I have been a strong advocate of protecting OHA’s funds from fraud, waste and abuse. I am as passionate about growing those funds to meet the needs of Hawaiians.
OHA has conventionally generated most of its funds from two sources: 1) revenues from the Public Lands Trust (PLT) distributed by the Legislature; and 2) returns from the Native Hawaiian Trust Fund (NHTF) investments.
While these are two essential sources of funding, is it time for OHA to seek another generative means of building capital to carry out its mission of serving Hawaiians? I ask this question because OHA’s long-established sources of funding do not always follow a smooth path.
OHA continues its struggle with the state to procure anticipated revenues from the PLT. Although the 2022 legislative session passed Act 226, increasing OHA’s pro rata share of the PLT from $15.1 million to $21.5 million, this amount is far less than the annual payment of $78.9 million that OHA seeks.
Although OHA has exercised conservative stewardship of the NHTF, returns on its portfolio have not been exceptional. Since its 2003 inception, the trust has grown by nearly 9%, representing an annual growth of approximately 0.45%. Inherent risks in investment, market volatility and fluctuations, government policy, and world events to name a few, have negatively impacted holdings. Categorically, the COVID-19 pandemic, global conflicts, inflation, and increased interest rates undermine growth. This year, nearly all trust fund accounts are underperforming with global market losses of as much as 30%. Notwithstanding anticipated market fluctuations, OHA’s investments continue its slow growth.

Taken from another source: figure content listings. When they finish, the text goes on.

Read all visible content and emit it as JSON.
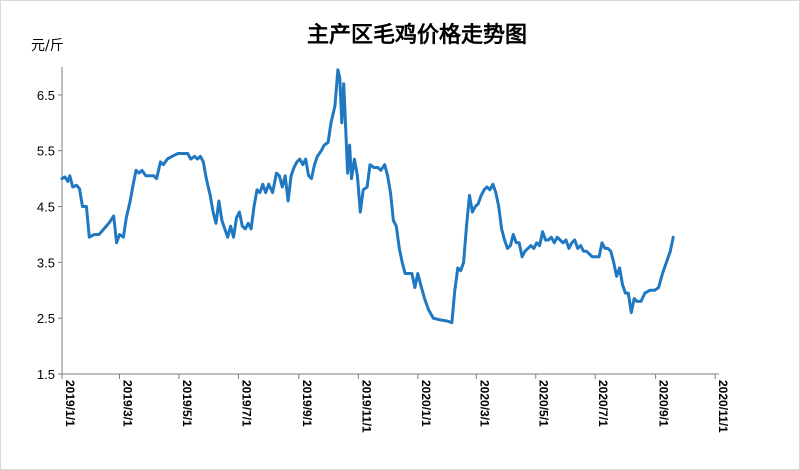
{
  "chart_data": {
    "type": "line",
    "title": "主产区毛鸡价格走势图",
    "ylabel": "元/斤",
    "xlabel": "",
    "ylim": [
      1.5,
      7.0
    ],
    "yticks": [
      "1.5",
      "2.5",
      "3.5",
      "4.5",
      "5.5",
      "6.5"
    ],
    "ytick_values": [
      1.5,
      2.5,
      3.5,
      4.5,
      5.5,
      6.5
    ],
    "xticks": [
      "2019/1/1",
      "2019/3/1",
      "2019/5/1",
      "2019/7/1",
      "2019/9/1",
      "2019/11/1",
      "2020/1/1",
      "2020/3/1",
      "2020/5/1",
      "2020/7/1",
      "2020/9/1",
      "2020/11/1"
    ],
    "xlim": [
      "2019-01-01",
      "2020-11-05"
    ],
    "grid": false,
    "legend": "none",
    "series": [
      {
        "color": "#1f78c1",
        "points": [
          [
            "2019-01-01",
            5.0
          ],
          [
            "2019-01-04",
            5.03
          ],
          [
            "2019-01-07",
            4.95
          ],
          [
            "2019-01-09",
            5.05
          ],
          [
            "2019-01-12",
            4.85
          ],
          [
            "2019-01-16",
            4.88
          ],
          [
            "2019-01-19",
            4.82
          ],
          [
            "2019-01-22",
            4.5
          ],
          [
            "2019-01-26",
            4.5
          ],
          [
            "2019-01-29",
            3.95
          ],
          [
            "2019-02-03",
            4.0
          ],
          [
            "2019-02-08",
            4.0
          ],
          [
            "2019-02-13",
            4.1
          ],
          [
            "2019-02-18",
            4.2
          ],
          [
            "2019-02-23",
            4.33
          ],
          [
            "2019-02-26",
            3.85
          ],
          [
            "2019-03-01",
            4.0
          ],
          [
            "2019-03-05",
            3.95
          ],
          [
            "2019-03-08",
            4.3
          ],
          [
            "2019-03-12",
            4.6
          ],
          [
            "2019-03-15",
            4.9
          ],
          [
            "2019-03-18",
            5.15
          ],
          [
            "2019-03-21",
            5.1
          ],
          [
            "2019-03-24",
            5.15
          ],
          [
            "2019-03-28",
            5.05
          ],
          [
            "2019-04-05",
            5.05
          ],
          [
            "2019-04-08",
            5.0
          ],
          [
            "2019-04-12",
            5.3
          ],
          [
            "2019-04-15",
            5.25
          ],
          [
            "2019-04-19",
            5.35
          ],
          [
            "2019-04-24",
            5.4
          ],
          [
            "2019-04-30",
            5.45
          ],
          [
            "2019-05-05",
            5.45
          ],
          [
            "2019-05-10",
            5.45
          ],
          [
            "2019-05-13",
            5.35
          ],
          [
            "2019-05-17",
            5.4
          ],
          [
            "2019-05-20",
            5.35
          ],
          [
            "2019-05-23",
            5.4
          ],
          [
            "2019-05-26",
            5.3
          ],
          [
            "2019-05-29",
            5.0
          ],
          [
            "2019-06-02",
            4.7
          ],
          [
            "2019-06-05",
            4.4
          ],
          [
            "2019-06-08",
            4.2
          ],
          [
            "2019-06-11",
            4.6
          ],
          [
            "2019-06-14",
            4.25
          ],
          [
            "2019-06-17",
            4.1
          ],
          [
            "2019-06-20",
            3.95
          ],
          [
            "2019-06-23",
            4.15
          ],
          [
            "2019-06-26",
            3.95
          ],
          [
            "2019-06-29",
            4.3
          ],
          [
            "2019-07-02",
            4.4
          ],
          [
            "2019-07-05",
            4.15
          ],
          [
            "2019-07-08",
            4.1
          ],
          [
            "2019-07-11",
            4.2
          ],
          [
            "2019-07-14",
            4.1
          ],
          [
            "2019-07-17",
            4.5
          ],
          [
            "2019-07-20",
            4.8
          ],
          [
            "2019-07-23",
            4.75
          ],
          [
            "2019-07-26",
            4.9
          ],
          [
            "2019-07-29",
            4.75
          ],
          [
            "2019-08-01",
            4.9
          ],
          [
            "2019-08-05",
            4.75
          ],
          [
            "2019-08-09",
            5.1
          ],
          [
            "2019-08-12",
            5.05
          ],
          [
            "2019-08-15",
            4.85
          ],
          [
            "2019-08-18",
            5.05
          ],
          [
            "2019-08-21",
            4.6
          ],
          [
            "2019-08-24",
            5.05
          ],
          [
            "2019-08-27",
            5.2
          ],
          [
            "2019-08-30",
            5.3
          ],
          [
            "2019-09-02",
            5.35
          ],
          [
            "2019-09-05",
            5.25
          ],
          [
            "2019-09-08",
            5.35
          ],
          [
            "2019-09-11",
            5.05
          ],
          [
            "2019-09-14",
            5.0
          ],
          [
            "2019-09-17",
            5.25
          ],
          [
            "2019-09-20",
            5.4
          ],
          [
            "2019-09-24",
            5.5
          ],
          [
            "2019-09-27",
            5.6
          ],
          [
            "2019-10-01",
            5.65
          ],
          [
            "2019-10-04",
            6.0
          ],
          [
            "2019-10-08",
            6.3
          ],
          [
            "2019-10-11",
            6.95
          ],
          [
            "2019-10-13",
            6.8
          ],
          [
            "2019-10-15",
            6.0
          ],
          [
            "2019-10-17",
            6.7
          ],
          [
            "2019-10-19",
            5.9
          ],
          [
            "2019-10-21",
            5.1
          ],
          [
            "2019-10-23",
            5.6
          ],
          [
            "2019-10-25",
            5.0
          ],
          [
            "2019-10-28",
            5.35
          ],
          [
            "2019-10-31",
            5.05
          ],
          [
            "2019-11-03",
            4.4
          ],
          [
            "2019-11-06",
            4.8
          ],
          [
            "2019-11-10",
            4.85
          ],
          [
            "2019-11-13",
            5.25
          ],
          [
            "2019-11-17",
            5.2
          ],
          [
            "2019-11-21",
            5.2
          ],
          [
            "2019-11-24",
            5.15
          ],
          [
            "2019-11-28",
            5.25
          ],
          [
            "2019-12-01",
            5.05
          ],
          [
            "2019-12-04",
            4.75
          ],
          [
            "2019-12-07",
            4.25
          ],
          [
            "2019-12-10",
            4.15
          ],
          [
            "2019-12-13",
            3.75
          ],
          [
            "2019-12-16",
            3.5
          ],
          [
            "2019-12-19",
            3.3
          ],
          [
            "2019-12-22",
            3.3
          ],
          [
            "2019-12-26",
            3.3
          ],
          [
            "2019-12-29",
            3.05
          ],
          [
            "2020-01-01",
            3.3
          ],
          [
            "2020-01-04",
            3.1
          ],
          [
            "2020-01-08",
            2.85
          ],
          [
            "2020-01-12",
            2.65
          ],
          [
            "2020-01-17",
            2.5
          ],
          [
            "2020-01-24",
            2.47
          ],
          [
            "2020-01-31",
            2.45
          ],
          [
            "2020-02-05",
            2.42
          ],
          [
            "2020-02-08",
            3.0
          ],
          [
            "2020-02-11",
            3.4
          ],
          [
            "2020-02-14",
            3.35
          ],
          [
            "2020-02-17",
            3.5
          ],
          [
            "2020-02-20",
            4.15
          ],
          [
            "2020-02-23",
            4.7
          ],
          [
            "2020-02-26",
            4.4
          ],
          [
            "2020-02-29",
            4.5
          ],
          [
            "2020-03-03",
            4.55
          ],
          [
            "2020-03-06",
            4.7
          ],
          [
            "2020-03-09",
            4.8
          ],
          [
            "2020-03-12",
            4.85
          ],
          [
            "2020-03-15",
            4.8
          ],
          [
            "2020-03-18",
            4.9
          ],
          [
            "2020-03-21",
            4.75
          ],
          [
            "2020-03-24",
            4.5
          ],
          [
            "2020-03-27",
            4.1
          ],
          [
            "2020-03-30",
            3.9
          ],
          [
            "2020-04-02",
            3.75
          ],
          [
            "2020-04-05",
            3.8
          ],
          [
            "2020-04-08",
            4.0
          ],
          [
            "2020-04-11",
            3.85
          ],
          [
            "2020-04-14",
            3.85
          ],
          [
            "2020-04-17",
            3.6
          ],
          [
            "2020-04-20",
            3.7
          ],
          [
            "2020-04-23",
            3.75
          ],
          [
            "2020-04-26",
            3.8
          ],
          [
            "2020-04-29",
            3.75
          ],
          [
            "2020-05-02",
            3.85
          ],
          [
            "2020-05-05",
            3.8
          ],
          [
            "2020-05-08",
            4.05
          ],
          [
            "2020-05-11",
            3.9
          ],
          [
            "2020-05-14",
            3.9
          ],
          [
            "2020-05-17",
            3.95
          ],
          [
            "2020-05-20",
            3.85
          ],
          [
            "2020-05-23",
            3.95
          ],
          [
            "2020-05-26",
            3.9
          ],
          [
            "2020-05-29",
            3.85
          ],
          [
            "2020-06-01",
            3.9
          ],
          [
            "2020-06-04",
            3.75
          ],
          [
            "2020-06-07",
            3.85
          ],
          [
            "2020-06-10",
            3.9
          ],
          [
            "2020-06-13",
            3.75
          ],
          [
            "2020-06-16",
            3.8
          ],
          [
            "2020-06-19",
            3.7
          ],
          [
            "2020-06-22",
            3.7
          ],
          [
            "2020-06-25",
            3.65
          ],
          [
            "2020-06-28",
            3.6
          ],
          [
            "2020-07-02",
            3.6
          ],
          [
            "2020-07-05",
            3.6
          ],
          [
            "2020-07-08",
            3.85
          ],
          [
            "2020-07-11",
            3.75
          ],
          [
            "2020-07-14",
            3.75
          ],
          [
            "2020-07-17",
            3.7
          ],
          [
            "2020-07-20",
            3.5
          ],
          [
            "2020-07-23",
            3.25
          ],
          [
            "2020-07-26",
            3.4
          ],
          [
            "2020-07-29",
            3.1
          ],
          [
            "2020-08-01",
            2.95
          ],
          [
            "2020-08-04",
            2.95
          ],
          [
            "2020-08-07",
            2.6
          ],
          [
            "2020-08-10",
            2.85
          ],
          [
            "2020-08-13",
            2.8
          ],
          [
            "2020-08-17",
            2.8
          ],
          [
            "2020-08-21",
            2.95
          ],
          [
            "2020-08-26",
            3.0
          ],
          [
            "2020-08-31",
            3.0
          ],
          [
            "2020-09-04",
            3.05
          ],
          [
            "2020-09-08",
            3.3
          ],
          [
            "2020-09-12",
            3.5
          ],
          [
            "2020-09-16",
            3.7
          ],
          [
            "2020-09-19",
            3.95
          ]
        ]
      }
    ]
  }
}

How can OHA increase its revenue stream to fulfill its mission? The answer may lie here at home in real estate. Neighborhood Scout, an online database of U.S. real estate investments, reports that Hawai’i real estate appreciated by 17%-18% annually over the past five years. Rising demand and low inventory are forecasted for Honolulu’s housing market which is expected to result in increasing real estate value by potentially 13%. Pearl City, Kapolei, and Mililani Mauka real estate have appreciated between 30%-60% over the past 10 years. Housing trends suggest that real estate across the ʻāina will continue to grow at higher rates than the securities market. How wonderful for OHA, committed to mālama the ʻāina, to serve the Hawaiian people through returns from local real estate investments.
OHA has taken significant steps towards diversification through real estate purchases of 500 Nimitz, Nā Lama Kukui at 560 Nimitz, and the vision to develop residential properties at Kakaʻako Makai.
As we pursue this direction with greater purposefulness, imagine what can be done in terms of housing, jobs, education, healthcare, and more. Real estate can be a sustainable and independent source of revenue for generations to come!
I look forward to working with my fellow trustees and OHA’s administration in this pursuit.